In the pre-state period, the socialist Left dominated the yishuv. They created the institutions that would form the basis of the state, and ran them according to their ideology. The Histadrut labor federation dominated the economy; its closely allied kibbutz movement was the primary producer of agricultural products, the Solel Boneh construction company built roads and buildings, and the Kupat Holim Clalit health fund was everyone’s healthcare provider. The Zim shipping line and the ports, the Tnuva dairy cooperative – most of the essential pieces of the economy were fully or partly controlled by the Histadrut, which was the heart of the Labor Party.

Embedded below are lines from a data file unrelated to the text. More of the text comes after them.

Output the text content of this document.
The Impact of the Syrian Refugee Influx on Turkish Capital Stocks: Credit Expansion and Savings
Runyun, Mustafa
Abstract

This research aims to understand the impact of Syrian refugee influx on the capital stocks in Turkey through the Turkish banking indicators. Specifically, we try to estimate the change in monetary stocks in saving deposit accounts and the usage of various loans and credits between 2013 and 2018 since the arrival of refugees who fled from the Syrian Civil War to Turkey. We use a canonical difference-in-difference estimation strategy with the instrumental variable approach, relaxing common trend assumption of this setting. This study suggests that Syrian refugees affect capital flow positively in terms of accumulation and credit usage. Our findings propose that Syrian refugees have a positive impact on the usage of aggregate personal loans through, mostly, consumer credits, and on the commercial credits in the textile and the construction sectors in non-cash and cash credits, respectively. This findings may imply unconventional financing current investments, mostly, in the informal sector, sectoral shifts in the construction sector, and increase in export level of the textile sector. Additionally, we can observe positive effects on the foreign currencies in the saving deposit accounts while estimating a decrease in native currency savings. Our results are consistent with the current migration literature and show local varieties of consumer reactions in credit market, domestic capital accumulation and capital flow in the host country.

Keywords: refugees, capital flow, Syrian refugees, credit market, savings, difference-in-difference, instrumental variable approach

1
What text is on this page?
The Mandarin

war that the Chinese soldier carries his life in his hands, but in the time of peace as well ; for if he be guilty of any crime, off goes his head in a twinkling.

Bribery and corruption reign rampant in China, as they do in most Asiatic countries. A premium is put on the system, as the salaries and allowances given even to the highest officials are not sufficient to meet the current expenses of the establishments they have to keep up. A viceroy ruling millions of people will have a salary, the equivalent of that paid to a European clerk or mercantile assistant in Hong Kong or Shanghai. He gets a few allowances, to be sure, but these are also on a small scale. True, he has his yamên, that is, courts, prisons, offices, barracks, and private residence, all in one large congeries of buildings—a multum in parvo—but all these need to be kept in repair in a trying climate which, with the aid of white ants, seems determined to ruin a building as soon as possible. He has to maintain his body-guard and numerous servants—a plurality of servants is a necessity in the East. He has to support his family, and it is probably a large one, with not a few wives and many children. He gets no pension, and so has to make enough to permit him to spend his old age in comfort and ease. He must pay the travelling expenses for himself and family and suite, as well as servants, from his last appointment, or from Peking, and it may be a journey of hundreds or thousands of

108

When Labor Party leader David Ben-Gurion declared the state of Israel and became its first Prime Minister, naturally his people ended up in key places in government and business. The government supported arts and culture, and naturally the artists who received grants were the right kind (I should say, the left kind) of people. Music on the state radio stations was primarily written and performed by ideologically correct artists. The Mizrachi Jews that came here after the War of Independence and through the 1960s were treated as second-class citizens by the Labor establishment, which tried to keep them out of the political and cultural life of the country (this was the case for many years – when I tried to buy music by Mizrachi artists in the early 1980s, it was still mostly found on cassettes produced by back-porch entrepreneurs).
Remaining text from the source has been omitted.